ARGUNOV, Ivan Petrovich
(b. 1729, St. Petersburg, d. 1802, Moscow)

Biography

Russian painter and teacher, one of the founders of the Russian school of portrait painting. He came from a family of serfs, belonging to the Counts Sheremetev, that produced several painters and architects. He had grown in the family of his uncle, Semyon Mikhaylovich Argunov who was a steward of princess Cherkassky and later a major-domo for count Sheremetev.

In about 1746-47 he was a pupil of Georg Christoph Grooth (1716-49), who painted portraits of the Sheremetev family. With Grooth, Argunov worked on the decoration of the court church at Tsarskoye Selo (now Pushkin).
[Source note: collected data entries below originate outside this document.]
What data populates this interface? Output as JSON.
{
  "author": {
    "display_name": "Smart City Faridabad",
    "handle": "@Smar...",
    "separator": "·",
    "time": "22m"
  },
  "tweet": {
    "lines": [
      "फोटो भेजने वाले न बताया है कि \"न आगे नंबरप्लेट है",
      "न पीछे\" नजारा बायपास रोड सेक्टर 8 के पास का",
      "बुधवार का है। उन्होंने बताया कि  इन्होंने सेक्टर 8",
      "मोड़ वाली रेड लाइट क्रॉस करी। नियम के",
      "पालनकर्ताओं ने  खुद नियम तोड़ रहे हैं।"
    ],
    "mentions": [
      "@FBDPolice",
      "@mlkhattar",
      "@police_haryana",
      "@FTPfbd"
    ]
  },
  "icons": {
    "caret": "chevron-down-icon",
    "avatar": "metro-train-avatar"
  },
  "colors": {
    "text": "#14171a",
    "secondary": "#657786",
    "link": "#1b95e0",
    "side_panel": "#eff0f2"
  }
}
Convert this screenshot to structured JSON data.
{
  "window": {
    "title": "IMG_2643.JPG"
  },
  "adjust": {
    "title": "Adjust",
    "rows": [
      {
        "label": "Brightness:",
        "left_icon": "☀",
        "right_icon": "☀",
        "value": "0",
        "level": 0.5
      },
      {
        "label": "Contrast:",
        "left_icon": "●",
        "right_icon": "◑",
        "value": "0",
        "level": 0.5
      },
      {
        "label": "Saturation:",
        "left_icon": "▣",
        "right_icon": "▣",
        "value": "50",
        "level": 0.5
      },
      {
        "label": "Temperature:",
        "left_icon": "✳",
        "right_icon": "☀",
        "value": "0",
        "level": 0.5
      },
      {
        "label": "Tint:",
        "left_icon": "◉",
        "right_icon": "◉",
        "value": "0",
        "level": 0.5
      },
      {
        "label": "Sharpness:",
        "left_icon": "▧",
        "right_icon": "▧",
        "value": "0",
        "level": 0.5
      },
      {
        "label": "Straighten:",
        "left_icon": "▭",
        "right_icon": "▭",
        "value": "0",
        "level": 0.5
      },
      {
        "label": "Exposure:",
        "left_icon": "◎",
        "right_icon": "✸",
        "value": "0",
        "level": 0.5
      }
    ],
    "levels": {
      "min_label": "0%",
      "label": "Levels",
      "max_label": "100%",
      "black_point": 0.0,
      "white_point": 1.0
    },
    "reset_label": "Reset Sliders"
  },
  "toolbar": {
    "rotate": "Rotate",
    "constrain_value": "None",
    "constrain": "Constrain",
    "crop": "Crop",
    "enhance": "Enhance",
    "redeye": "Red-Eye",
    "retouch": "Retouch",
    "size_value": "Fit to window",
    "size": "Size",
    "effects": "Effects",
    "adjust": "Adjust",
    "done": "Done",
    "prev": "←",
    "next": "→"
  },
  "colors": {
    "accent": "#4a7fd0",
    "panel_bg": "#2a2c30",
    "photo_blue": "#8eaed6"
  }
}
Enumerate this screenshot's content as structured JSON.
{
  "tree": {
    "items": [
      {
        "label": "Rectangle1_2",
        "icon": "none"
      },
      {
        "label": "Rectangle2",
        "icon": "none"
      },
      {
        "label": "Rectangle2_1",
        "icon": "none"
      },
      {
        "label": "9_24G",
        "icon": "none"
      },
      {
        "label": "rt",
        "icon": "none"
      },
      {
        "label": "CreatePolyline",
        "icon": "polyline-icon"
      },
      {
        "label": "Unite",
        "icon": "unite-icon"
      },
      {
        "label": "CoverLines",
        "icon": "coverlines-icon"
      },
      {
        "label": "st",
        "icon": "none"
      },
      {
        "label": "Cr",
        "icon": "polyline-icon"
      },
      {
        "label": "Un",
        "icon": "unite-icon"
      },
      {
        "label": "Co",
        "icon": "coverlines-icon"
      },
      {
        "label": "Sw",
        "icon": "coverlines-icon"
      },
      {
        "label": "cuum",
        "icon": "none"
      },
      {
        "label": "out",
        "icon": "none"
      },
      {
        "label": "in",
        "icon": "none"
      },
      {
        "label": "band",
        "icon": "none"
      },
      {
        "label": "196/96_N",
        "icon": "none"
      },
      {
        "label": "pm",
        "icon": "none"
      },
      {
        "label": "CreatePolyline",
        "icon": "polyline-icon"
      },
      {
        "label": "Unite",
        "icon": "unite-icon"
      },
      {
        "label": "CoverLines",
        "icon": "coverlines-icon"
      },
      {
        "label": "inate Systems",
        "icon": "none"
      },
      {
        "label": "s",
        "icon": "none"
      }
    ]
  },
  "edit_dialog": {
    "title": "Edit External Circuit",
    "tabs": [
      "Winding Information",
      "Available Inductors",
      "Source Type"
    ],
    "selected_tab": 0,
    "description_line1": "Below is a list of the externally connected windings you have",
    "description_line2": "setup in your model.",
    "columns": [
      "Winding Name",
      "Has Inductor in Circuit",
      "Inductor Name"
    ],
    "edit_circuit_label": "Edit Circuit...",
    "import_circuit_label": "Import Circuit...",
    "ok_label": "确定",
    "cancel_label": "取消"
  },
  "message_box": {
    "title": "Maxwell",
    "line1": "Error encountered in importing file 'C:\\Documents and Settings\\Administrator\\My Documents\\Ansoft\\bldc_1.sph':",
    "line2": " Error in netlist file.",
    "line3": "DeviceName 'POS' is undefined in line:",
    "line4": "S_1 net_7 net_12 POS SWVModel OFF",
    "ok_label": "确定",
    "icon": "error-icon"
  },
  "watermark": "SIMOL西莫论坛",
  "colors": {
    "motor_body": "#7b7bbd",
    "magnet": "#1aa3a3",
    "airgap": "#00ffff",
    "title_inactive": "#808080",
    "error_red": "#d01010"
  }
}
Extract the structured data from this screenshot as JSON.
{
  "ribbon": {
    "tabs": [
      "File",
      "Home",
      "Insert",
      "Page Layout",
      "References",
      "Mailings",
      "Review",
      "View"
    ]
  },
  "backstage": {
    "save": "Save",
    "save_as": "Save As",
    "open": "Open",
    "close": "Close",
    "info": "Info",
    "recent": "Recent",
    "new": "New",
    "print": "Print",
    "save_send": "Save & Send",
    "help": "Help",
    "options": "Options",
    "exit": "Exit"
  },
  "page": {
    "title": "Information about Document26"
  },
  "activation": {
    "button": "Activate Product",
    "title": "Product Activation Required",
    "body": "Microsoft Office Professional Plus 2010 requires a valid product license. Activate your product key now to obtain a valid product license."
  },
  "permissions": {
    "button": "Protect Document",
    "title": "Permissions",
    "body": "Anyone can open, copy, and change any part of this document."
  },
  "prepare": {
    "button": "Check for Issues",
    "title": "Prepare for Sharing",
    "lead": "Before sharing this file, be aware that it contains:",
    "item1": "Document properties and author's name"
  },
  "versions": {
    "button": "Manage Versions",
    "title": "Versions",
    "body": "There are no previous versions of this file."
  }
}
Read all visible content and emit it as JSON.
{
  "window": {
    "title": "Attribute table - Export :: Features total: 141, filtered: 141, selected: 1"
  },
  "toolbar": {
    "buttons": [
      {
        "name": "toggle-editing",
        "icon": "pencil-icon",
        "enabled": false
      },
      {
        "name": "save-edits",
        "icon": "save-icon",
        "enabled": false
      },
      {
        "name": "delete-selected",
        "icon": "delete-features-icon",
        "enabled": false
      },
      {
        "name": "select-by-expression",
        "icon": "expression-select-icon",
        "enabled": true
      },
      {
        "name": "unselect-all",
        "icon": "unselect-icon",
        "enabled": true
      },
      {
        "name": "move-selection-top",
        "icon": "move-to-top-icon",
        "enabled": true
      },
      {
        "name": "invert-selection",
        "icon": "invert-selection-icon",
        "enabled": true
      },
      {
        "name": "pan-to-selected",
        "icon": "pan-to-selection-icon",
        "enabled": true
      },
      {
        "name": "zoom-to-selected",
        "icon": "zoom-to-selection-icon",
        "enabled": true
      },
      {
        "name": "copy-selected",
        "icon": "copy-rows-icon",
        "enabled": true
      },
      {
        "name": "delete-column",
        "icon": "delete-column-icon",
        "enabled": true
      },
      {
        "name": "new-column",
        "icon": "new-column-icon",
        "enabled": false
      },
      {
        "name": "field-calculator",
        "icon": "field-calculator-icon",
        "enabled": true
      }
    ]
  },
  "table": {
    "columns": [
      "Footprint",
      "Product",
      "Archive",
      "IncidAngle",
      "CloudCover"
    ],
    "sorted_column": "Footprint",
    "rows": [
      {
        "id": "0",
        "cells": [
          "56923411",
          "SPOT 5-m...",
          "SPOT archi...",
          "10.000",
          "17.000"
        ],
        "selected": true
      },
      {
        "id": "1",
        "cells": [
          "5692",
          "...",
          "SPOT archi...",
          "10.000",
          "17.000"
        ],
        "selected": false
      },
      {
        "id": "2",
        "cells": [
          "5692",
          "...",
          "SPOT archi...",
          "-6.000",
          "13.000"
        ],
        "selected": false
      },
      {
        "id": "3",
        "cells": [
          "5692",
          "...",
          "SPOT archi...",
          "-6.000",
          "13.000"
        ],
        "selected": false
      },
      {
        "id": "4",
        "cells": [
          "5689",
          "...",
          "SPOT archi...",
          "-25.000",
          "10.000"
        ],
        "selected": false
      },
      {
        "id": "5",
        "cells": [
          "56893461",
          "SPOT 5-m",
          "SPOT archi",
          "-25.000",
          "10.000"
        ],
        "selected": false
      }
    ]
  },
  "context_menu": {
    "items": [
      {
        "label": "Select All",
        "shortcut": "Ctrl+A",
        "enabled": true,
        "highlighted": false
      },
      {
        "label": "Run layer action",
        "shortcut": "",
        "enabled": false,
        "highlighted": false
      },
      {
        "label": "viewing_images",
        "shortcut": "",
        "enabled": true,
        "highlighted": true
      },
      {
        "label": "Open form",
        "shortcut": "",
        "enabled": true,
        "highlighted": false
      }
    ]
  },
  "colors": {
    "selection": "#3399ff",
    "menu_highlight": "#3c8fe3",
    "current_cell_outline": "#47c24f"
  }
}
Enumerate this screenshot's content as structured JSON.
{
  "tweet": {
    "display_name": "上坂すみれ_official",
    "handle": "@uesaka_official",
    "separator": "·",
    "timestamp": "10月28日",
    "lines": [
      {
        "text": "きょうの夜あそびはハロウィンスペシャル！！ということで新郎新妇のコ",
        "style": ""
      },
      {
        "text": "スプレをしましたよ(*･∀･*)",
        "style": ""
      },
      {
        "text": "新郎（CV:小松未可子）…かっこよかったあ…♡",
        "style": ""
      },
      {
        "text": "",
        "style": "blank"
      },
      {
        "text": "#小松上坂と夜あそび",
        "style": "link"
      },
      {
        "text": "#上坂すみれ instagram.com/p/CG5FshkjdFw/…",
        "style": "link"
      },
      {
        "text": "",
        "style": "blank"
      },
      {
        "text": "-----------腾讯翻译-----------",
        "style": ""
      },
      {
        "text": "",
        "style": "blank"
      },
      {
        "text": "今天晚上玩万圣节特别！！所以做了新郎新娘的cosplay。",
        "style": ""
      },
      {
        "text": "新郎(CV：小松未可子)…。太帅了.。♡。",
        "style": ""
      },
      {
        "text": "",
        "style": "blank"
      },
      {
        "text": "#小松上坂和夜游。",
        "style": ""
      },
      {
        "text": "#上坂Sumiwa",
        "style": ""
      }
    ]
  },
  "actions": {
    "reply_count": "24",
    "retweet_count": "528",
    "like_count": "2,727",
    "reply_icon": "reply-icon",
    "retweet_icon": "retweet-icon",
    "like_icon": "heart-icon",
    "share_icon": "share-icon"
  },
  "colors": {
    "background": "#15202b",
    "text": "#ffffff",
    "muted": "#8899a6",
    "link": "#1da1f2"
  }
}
A full-length icon of St John of Damascus (1749; Pushkin, Palace Museum), in Rococo style, is distinguished by its secular, decorative character. The Dying Cleopatra (1750; Moscow, Tretyakov Gallery) is typical of Rococo decorative painting of the mid-18th century, with its striking combination of light, soft tones.

Argunov subsequently in the 1760s painted in a quite different style, mainly producing portraits, of which about 60 are known. Among the first of these are pendant portraits of Ivan Lobanov-Rostovsky and his wife (1750 and 1754; St Petersburg, Russian Museum), in which the sitters are idealized, as in ceremonial court portraits. The colour schemes of the two portraits are complementary, a device Argunov was to favour, and the feel of materials is admirably rendered. A certain flatness and stiffness in the figures recalls the old tradition of parsun (semi-iconic) painting.

In 1770 Argunov became the majordomo for the Sheremtev's house on Millionnaya street, then the majordomo of the Moscow house of Sheremetevs, then one of the stewards for their estates. He painted much less but it was in that time (1784) he created his masterpiece The Portrait of an Unknown Peasant. Modern studies suggest that the woman on the portrait was the serf actress and singer of counts Sheremetevs, Anna Kovalyova-Zhemchugova. Between the second half of 1780s until his death in 1802 Argunov did not paint but spent all his time managing different estates and businesses of Sheremetevs.

Argunov was a teacher of art. He taught painting classes beginning in 1753. Among his students were Anton Losenko, Fyodor Rokotov, Golovachevsky and Sablukov - all four future teachers of the Academy. Argunov's sons were also his pupils. Two of them, Nikolay Argunov and Yakov Argunov became painters, while the third, Pavel Argunov, became an architect.